Plagiarism is the unauthorized use or close imitation of the language and thoughts of another author and representing them as one’s own original work. Authors must not use the words, figures, or ideas of others without attribution. Within the academia, it is considered dishonesty or fraud and offenders are subject to academic censure. All sources must be cited at the point they are used, and reuse of wording must be limited and be attributed or quoted in the text.

 

Plagiarism can be unintentional or intentional, reproducing academic material without appropriate credit to the original authors. Similarly, self-plagiarism is the re-use of significant, identical or near identical portions of one’s own work without citing the original work. This is also known as recycling fraud. Worst form of plagiarism is to steal the whole article from some journal and publish it under one’s own name in another journal. The Editorial Board of JNSM will blacklist any author found to be guilty of plagiarism. The name of author(s) committing plagiarism will also be disseminated to editors of other engineering and computer science journals.

 

We at JNSM use Crossref Similarity Check (iThenticate) to detect submissions that overlap with published and submitted manuscripts.
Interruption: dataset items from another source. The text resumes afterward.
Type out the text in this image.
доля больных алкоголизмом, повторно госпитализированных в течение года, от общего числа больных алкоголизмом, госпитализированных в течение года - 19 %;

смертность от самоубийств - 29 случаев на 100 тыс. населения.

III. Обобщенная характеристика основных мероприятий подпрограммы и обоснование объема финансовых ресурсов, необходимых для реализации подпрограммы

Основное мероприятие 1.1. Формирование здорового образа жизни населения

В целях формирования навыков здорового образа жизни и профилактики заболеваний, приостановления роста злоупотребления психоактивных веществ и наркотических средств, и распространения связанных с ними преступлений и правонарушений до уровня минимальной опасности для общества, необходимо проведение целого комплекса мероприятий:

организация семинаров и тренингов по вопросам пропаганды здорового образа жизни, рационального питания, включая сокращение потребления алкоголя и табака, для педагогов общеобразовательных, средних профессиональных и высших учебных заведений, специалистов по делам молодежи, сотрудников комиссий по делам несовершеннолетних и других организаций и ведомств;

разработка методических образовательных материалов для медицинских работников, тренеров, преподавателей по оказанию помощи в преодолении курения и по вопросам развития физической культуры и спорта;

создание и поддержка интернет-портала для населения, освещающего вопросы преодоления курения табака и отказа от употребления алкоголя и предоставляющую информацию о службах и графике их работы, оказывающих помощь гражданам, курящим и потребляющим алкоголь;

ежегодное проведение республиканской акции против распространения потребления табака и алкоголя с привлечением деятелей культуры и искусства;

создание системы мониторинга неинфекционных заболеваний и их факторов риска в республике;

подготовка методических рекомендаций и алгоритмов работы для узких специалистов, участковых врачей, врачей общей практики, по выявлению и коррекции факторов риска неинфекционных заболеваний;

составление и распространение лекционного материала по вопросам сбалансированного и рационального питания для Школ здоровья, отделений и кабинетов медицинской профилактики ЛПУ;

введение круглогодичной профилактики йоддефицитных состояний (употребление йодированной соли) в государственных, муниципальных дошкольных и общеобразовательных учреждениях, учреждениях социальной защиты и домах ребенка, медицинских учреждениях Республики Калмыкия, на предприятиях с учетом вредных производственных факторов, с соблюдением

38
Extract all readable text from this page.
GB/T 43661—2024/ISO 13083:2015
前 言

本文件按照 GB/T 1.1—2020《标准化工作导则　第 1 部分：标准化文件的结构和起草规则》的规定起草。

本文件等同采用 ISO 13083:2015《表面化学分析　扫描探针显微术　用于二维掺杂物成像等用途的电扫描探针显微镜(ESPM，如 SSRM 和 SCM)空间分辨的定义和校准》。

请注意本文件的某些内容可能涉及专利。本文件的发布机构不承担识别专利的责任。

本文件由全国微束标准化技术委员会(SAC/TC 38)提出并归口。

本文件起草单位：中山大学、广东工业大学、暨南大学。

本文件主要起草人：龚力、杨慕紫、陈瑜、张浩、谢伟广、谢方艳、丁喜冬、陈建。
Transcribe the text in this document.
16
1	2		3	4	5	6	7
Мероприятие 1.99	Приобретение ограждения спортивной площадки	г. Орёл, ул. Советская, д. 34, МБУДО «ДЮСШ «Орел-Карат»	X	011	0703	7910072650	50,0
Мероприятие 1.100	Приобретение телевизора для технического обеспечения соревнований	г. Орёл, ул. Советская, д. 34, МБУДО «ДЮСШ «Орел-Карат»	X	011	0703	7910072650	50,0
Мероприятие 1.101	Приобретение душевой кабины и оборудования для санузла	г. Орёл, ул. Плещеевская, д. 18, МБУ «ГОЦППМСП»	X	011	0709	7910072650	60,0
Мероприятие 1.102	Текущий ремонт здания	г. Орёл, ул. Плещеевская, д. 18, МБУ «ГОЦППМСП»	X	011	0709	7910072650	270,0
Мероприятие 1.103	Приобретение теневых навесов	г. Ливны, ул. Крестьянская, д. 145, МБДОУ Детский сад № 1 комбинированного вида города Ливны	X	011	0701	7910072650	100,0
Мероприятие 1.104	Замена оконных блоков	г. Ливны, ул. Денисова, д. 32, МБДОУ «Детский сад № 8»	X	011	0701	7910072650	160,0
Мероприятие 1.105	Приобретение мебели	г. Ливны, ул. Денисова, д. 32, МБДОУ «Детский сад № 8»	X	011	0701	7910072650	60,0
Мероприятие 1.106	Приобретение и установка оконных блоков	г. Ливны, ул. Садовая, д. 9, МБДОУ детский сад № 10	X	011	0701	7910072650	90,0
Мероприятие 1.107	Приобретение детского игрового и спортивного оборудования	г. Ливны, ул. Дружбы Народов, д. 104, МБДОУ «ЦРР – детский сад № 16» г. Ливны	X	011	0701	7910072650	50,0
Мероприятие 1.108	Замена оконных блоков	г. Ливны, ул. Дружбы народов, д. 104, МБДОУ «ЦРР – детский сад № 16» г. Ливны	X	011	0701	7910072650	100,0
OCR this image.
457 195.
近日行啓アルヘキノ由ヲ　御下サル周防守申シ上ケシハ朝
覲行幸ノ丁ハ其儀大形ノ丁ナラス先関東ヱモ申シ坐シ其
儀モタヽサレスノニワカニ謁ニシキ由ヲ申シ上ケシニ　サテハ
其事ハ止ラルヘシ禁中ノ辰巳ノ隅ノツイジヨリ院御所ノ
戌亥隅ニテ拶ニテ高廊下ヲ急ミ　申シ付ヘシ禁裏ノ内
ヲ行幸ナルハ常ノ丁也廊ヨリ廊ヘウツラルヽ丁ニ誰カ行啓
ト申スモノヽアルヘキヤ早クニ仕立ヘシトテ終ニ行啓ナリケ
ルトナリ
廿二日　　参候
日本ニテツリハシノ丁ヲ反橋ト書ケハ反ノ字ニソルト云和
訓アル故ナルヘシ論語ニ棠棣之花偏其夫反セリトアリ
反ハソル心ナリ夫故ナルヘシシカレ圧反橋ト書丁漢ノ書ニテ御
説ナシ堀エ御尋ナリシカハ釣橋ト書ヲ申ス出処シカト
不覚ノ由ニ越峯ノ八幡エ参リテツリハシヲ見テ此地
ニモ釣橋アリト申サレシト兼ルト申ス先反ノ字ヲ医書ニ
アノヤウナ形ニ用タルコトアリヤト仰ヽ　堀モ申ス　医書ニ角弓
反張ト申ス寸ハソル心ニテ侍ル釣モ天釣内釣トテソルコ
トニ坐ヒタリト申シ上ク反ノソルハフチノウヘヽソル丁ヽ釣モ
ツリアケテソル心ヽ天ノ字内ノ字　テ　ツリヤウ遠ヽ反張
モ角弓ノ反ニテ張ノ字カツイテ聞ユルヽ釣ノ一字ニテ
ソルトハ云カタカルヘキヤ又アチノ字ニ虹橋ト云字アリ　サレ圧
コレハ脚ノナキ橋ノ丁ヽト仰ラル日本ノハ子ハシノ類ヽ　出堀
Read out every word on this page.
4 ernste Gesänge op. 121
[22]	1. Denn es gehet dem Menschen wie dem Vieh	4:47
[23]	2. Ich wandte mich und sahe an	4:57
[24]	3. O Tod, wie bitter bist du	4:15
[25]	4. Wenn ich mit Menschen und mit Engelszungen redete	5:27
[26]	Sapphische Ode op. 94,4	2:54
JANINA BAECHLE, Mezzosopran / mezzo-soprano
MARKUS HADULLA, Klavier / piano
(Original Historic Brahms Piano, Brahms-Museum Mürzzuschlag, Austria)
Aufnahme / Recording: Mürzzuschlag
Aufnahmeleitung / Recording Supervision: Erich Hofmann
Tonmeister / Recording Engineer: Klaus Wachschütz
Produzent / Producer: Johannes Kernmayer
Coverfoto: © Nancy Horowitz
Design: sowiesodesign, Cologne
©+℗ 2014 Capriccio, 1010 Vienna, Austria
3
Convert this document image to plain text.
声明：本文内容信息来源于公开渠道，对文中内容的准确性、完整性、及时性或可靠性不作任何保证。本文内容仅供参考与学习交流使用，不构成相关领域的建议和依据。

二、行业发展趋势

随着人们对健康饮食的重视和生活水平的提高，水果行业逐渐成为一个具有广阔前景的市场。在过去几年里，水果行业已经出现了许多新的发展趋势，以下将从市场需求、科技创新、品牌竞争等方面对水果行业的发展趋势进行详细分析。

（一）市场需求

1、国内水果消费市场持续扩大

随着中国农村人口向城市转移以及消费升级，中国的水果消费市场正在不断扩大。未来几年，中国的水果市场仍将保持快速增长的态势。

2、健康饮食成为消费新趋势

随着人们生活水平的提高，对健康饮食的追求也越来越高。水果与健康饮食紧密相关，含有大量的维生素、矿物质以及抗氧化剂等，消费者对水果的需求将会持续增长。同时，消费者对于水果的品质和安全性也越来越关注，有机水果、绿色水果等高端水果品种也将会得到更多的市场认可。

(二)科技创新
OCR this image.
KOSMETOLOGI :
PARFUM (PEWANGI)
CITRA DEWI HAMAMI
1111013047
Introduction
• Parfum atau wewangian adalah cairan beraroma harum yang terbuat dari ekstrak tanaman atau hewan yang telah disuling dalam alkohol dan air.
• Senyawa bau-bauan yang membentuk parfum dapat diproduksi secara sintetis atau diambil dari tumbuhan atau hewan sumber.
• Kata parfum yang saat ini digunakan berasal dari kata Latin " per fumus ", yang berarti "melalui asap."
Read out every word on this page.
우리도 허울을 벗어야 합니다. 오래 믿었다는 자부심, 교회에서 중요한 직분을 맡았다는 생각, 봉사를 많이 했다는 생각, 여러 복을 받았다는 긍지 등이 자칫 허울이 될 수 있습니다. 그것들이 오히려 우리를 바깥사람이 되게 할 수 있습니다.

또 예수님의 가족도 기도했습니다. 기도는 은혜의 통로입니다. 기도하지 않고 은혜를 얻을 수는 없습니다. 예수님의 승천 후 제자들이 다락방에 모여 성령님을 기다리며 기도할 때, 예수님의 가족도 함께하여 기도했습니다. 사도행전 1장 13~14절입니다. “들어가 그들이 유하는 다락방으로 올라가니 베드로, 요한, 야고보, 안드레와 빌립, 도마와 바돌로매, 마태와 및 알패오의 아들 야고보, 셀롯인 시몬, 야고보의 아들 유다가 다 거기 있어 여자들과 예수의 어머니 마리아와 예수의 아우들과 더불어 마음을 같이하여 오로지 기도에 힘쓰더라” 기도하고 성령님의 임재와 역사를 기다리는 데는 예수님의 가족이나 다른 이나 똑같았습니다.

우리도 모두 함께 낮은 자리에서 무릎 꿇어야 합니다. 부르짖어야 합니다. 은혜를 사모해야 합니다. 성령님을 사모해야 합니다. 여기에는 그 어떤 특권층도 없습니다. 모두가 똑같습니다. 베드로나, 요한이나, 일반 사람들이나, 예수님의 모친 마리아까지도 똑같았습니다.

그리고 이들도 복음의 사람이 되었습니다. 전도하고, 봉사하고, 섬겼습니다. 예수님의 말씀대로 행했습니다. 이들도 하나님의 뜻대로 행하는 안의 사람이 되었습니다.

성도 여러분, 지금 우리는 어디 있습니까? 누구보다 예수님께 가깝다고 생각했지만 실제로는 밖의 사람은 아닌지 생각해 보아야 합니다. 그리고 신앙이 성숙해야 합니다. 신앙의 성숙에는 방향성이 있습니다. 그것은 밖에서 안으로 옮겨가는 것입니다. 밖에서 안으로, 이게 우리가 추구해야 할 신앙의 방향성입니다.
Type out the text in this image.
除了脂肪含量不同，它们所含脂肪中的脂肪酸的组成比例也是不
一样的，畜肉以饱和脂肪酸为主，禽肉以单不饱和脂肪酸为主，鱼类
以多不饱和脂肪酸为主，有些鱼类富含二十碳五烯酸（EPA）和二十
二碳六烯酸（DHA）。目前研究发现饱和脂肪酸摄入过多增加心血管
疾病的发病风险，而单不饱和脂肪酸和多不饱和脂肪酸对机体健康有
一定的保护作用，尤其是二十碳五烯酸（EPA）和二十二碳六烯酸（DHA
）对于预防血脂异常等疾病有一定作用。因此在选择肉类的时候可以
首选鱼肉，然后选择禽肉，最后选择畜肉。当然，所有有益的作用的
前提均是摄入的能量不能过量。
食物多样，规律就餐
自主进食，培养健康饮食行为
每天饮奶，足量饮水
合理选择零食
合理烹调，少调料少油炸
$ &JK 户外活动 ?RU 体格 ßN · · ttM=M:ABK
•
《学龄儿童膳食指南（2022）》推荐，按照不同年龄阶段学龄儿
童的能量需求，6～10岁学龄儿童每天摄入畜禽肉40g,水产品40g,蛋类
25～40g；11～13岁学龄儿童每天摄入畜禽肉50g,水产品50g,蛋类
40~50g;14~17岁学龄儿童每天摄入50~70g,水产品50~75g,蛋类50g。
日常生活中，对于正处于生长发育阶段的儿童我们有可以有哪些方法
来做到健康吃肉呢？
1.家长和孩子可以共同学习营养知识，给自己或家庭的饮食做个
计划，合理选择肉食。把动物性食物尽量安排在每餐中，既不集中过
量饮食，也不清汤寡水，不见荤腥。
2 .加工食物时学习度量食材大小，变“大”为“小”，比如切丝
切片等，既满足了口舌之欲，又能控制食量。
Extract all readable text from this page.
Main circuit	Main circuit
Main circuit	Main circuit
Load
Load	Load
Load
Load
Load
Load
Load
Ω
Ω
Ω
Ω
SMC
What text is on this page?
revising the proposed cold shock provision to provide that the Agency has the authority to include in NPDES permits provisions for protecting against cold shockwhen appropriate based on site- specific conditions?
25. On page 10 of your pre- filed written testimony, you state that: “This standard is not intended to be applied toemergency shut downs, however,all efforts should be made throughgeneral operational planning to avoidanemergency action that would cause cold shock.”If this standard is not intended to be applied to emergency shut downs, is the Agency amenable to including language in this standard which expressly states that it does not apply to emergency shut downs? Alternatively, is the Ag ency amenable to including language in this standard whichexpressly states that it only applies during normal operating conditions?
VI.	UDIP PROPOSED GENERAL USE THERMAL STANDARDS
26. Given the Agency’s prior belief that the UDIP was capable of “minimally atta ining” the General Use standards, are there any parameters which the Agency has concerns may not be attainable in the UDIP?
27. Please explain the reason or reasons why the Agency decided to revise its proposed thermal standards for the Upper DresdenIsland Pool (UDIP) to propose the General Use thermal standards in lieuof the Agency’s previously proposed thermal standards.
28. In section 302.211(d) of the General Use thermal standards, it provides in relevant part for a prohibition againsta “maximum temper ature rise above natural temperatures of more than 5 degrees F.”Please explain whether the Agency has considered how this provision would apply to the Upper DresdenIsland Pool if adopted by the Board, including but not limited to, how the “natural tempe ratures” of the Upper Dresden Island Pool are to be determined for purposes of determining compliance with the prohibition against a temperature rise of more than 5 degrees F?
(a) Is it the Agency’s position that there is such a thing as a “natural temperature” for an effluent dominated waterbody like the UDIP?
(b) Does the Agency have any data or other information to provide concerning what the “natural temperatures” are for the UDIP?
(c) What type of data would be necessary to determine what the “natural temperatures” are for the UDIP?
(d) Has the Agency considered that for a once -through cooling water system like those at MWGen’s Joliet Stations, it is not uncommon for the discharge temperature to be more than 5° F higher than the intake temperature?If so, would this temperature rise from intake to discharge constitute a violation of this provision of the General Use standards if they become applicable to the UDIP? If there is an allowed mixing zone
We check plagiarism for all the submitted articles before publishing. If the plagiarism is observed by editors or peer reviewers at any stage of publication process, it could be rejected based on the percentile of plagiarism occurred and it would be notified to author and may incur sanctions. JNSM tolerates up to 20% plagiarism Scoring (based on iThenticate software check).

 

We request our Authors to use a Plagiarism Checking software to check plagiarism prior to submission as a preliminary step, although they are not completely reliable.

 

However, for review papers the above may not directly applicable. Review papers are expected to give a summary of existing literature. Authors should use their own words with exception of properly quoted and/or cited texts and the work should include a new interpretation.